On a invoqué la responsabilité des directeurs de la banque ; j’ai dit que si j’avais été dans leur position, j’aurais demandé à n’avoir aucune responsabilité.

Je sens que tout comptable doit être à couvert pour sa responsabilité ; eh bien, si vous aviez employé un moyen de vigueur, les comptables de la banque auraient été sans responsabilité, puisqu’ils auraient été contraints.

En invoquant sa responsabilité, la banque a conservé nos fonds dans ses caisses, et nous a prêté nos propres fonds.

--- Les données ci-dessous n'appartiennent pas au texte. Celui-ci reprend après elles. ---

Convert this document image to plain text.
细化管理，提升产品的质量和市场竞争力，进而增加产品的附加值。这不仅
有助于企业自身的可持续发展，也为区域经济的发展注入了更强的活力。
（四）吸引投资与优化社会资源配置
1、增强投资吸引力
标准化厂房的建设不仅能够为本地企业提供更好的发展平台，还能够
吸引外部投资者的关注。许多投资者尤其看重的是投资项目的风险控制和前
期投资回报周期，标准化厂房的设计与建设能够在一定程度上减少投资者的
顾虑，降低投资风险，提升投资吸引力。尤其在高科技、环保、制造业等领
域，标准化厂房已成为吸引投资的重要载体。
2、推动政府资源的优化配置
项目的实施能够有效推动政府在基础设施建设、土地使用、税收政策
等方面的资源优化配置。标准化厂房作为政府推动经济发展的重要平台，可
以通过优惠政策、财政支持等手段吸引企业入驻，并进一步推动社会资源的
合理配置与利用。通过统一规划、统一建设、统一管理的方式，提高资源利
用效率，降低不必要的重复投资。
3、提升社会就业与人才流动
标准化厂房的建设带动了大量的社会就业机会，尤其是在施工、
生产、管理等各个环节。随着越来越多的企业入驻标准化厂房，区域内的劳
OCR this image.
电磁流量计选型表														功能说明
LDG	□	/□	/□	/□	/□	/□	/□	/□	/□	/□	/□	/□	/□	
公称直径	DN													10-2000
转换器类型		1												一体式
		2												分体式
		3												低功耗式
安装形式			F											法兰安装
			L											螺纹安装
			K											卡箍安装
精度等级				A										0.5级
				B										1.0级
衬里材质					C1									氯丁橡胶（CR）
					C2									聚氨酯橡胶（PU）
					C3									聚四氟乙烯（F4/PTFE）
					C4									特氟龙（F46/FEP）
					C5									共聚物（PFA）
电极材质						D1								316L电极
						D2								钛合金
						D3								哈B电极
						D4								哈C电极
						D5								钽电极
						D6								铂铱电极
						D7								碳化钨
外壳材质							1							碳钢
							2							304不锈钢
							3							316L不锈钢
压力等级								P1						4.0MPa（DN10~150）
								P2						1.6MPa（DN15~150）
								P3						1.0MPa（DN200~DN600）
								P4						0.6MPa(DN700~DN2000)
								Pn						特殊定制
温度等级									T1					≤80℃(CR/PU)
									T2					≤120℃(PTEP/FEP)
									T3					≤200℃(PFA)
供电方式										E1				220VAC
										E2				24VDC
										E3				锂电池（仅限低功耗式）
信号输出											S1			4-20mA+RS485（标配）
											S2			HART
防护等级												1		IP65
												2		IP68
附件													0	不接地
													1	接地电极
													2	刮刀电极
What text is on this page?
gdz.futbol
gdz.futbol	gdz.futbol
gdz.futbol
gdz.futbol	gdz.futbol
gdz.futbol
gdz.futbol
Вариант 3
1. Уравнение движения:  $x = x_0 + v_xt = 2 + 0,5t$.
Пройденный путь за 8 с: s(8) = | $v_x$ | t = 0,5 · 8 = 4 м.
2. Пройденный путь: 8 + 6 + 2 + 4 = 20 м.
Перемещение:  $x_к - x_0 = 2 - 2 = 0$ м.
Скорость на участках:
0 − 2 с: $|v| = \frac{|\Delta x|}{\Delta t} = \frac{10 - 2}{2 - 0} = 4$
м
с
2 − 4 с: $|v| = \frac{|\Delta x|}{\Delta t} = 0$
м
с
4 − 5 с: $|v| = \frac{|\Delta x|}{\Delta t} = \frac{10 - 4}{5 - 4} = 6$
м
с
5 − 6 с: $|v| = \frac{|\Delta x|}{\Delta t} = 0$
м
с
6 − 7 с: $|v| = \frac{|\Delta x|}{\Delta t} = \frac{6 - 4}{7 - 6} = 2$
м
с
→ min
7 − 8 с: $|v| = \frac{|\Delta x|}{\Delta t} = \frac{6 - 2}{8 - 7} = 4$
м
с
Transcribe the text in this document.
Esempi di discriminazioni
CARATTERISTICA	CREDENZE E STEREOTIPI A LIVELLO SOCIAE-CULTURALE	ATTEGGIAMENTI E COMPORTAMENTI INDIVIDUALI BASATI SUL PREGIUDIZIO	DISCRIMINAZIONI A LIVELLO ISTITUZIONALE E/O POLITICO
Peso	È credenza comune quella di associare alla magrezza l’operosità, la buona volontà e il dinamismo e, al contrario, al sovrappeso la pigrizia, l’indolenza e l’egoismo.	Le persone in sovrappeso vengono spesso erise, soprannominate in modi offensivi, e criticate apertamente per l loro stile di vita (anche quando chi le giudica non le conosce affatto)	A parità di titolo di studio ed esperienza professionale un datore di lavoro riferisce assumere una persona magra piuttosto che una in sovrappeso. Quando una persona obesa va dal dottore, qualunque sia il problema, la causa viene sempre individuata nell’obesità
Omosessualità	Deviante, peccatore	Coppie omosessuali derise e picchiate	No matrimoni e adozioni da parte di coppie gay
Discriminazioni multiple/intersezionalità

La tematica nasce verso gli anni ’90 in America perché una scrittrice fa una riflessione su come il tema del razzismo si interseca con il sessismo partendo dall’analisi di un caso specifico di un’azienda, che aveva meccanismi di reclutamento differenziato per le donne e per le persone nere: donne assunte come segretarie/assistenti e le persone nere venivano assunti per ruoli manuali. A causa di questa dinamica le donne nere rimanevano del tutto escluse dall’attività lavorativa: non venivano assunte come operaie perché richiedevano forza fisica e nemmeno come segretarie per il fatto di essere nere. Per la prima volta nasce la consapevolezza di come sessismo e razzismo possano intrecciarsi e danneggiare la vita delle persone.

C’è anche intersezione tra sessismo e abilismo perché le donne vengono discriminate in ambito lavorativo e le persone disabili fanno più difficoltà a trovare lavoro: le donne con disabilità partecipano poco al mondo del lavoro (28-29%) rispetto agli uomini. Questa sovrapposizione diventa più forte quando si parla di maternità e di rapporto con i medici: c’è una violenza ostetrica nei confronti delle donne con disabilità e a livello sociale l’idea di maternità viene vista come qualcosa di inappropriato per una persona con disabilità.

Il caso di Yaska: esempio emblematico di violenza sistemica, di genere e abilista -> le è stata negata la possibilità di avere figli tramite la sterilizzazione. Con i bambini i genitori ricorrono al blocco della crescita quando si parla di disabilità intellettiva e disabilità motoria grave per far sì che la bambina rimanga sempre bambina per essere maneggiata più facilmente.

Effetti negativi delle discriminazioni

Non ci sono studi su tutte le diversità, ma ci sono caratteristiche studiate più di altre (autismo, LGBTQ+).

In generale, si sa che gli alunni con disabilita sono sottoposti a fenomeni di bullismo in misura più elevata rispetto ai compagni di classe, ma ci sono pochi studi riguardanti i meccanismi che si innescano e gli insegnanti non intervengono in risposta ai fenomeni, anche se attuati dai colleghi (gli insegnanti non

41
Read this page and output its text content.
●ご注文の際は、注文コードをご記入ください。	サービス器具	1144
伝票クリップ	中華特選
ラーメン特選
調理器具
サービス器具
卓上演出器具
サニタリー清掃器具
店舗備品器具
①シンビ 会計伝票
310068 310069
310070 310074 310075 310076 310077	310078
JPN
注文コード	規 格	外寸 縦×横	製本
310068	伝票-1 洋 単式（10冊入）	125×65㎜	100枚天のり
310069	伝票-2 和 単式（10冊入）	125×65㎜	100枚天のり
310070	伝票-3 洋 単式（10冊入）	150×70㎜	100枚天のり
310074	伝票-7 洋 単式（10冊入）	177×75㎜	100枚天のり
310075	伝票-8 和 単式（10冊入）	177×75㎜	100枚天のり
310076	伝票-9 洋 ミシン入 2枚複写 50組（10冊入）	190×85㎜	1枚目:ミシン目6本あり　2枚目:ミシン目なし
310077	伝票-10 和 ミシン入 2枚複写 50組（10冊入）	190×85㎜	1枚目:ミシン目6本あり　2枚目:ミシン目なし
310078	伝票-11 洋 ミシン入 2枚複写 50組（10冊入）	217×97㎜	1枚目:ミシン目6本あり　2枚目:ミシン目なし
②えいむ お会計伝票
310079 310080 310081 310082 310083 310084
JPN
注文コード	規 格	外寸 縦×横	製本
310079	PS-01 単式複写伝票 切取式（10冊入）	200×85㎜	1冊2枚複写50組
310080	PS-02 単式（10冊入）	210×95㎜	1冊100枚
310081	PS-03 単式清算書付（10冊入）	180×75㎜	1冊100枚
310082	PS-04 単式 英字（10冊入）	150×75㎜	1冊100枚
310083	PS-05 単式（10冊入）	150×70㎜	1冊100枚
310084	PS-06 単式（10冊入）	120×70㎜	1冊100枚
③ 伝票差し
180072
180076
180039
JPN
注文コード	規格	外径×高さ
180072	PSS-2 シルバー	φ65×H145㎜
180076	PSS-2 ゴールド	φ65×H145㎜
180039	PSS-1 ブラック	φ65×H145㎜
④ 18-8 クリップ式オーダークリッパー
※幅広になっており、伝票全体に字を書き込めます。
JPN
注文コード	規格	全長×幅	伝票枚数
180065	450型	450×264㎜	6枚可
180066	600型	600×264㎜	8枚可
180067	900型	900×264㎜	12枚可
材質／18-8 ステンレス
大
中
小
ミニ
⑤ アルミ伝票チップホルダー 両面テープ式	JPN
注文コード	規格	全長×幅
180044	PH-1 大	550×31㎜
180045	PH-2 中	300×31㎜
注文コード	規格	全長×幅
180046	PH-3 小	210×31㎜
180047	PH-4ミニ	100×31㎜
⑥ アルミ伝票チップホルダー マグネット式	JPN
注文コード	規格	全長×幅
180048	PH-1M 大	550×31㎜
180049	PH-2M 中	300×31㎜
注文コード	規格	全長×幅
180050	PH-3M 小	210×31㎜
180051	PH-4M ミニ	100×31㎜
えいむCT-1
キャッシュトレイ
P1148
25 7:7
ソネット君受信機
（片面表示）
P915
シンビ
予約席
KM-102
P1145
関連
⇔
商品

C’est au moyen de ces arguties, il ne faut pas dire arguments, qu’elle a spéculé avec l’argent de la nation.

Le ministre de la justice a prétendu que j’avais négligé à dessein de lire l’article premier de la convention citée ; je pense, moi, que le ministre n’a pas lu cet article premier, d’après lequel : « le directeur de la société générale, croyant ne pouvoir, d’après l’avis de son conseil, traiter dès à présent avec le gouvernement belge du solde dû à l’ancien gouvernement, ni en effectuer le paiement avant la liquidation avec la Hollande, sans compromettre sa responsabilité ; et voulant d’autre part ménager à l’Etat la jouissance des fonds dont elle est dépositaire, s’engage à avancer au trésor public le montant dudit solde, s’élevant à la somme de 12 millions de francs. Cette avance sera faite par la société générale, sans intérêts... »

Vous voyez si les reproches qu’on m’a adressés sont fondés.

M. le ministre de la justice (M. Lebeau) - C’est une erreur qui m’est échappée.

M. Dumortier. - La banque jouira de l’intérêt, dans le cas où le roi Guillaume rentrerait.

Mais, disait le ministre, le jour où les fonds publics seront à 96, on vendra. Réfléchissez donc que vous ne pouvez pas vendre les fonds de la banque, vous ne pouvez pas négocier un papier de la banque sans le remplacer par un autre papier.

Considérez encore que comme vous négocierez dans un moment de crise les 12 millions, vous perdrez sur le capital.

Et qui est-ce qui achètera ? Ce sera un grand établissement ou une grande maison ; c’est-à-dire la banque, qui par conséquent gagnera encore.

Messieurs, je n’ai que peu de mots à ajouter.

Vous remarquerez que l’on n’a répondu à aucune objection principale et qu’on a laissé de côté ce reproche si fondé que le gouvernement négligeait les intérêts du pays et donnait des garanties de sa propre existence. J’ai été étonné que le gouvernement ait négligé de parler du syndicat et de la liste civile.

Je ne sais ce que l’on fera à cet égard ; mais, à juger l’avenir par le passé, je crois que le gouvernement ne fera rien ou fera mal.

Je pense donc qu’il faut nommer une commission prise dans le sein de cette assemblée, pour examiner l’état des choses. J’ai déjà fait une pareille proposition dans une session précédente ; mais le gouvernement, ne voulant pas que la chambre portât ses investigations sur certains objets, a nommé lui-même une commission.

Je ne répondrai pas à l’honorable membre qui a des rapports si intimes avec le directeur de la banque, et qui a fait aujourd’hui plutôt le rôle de gouverneur que celui de député.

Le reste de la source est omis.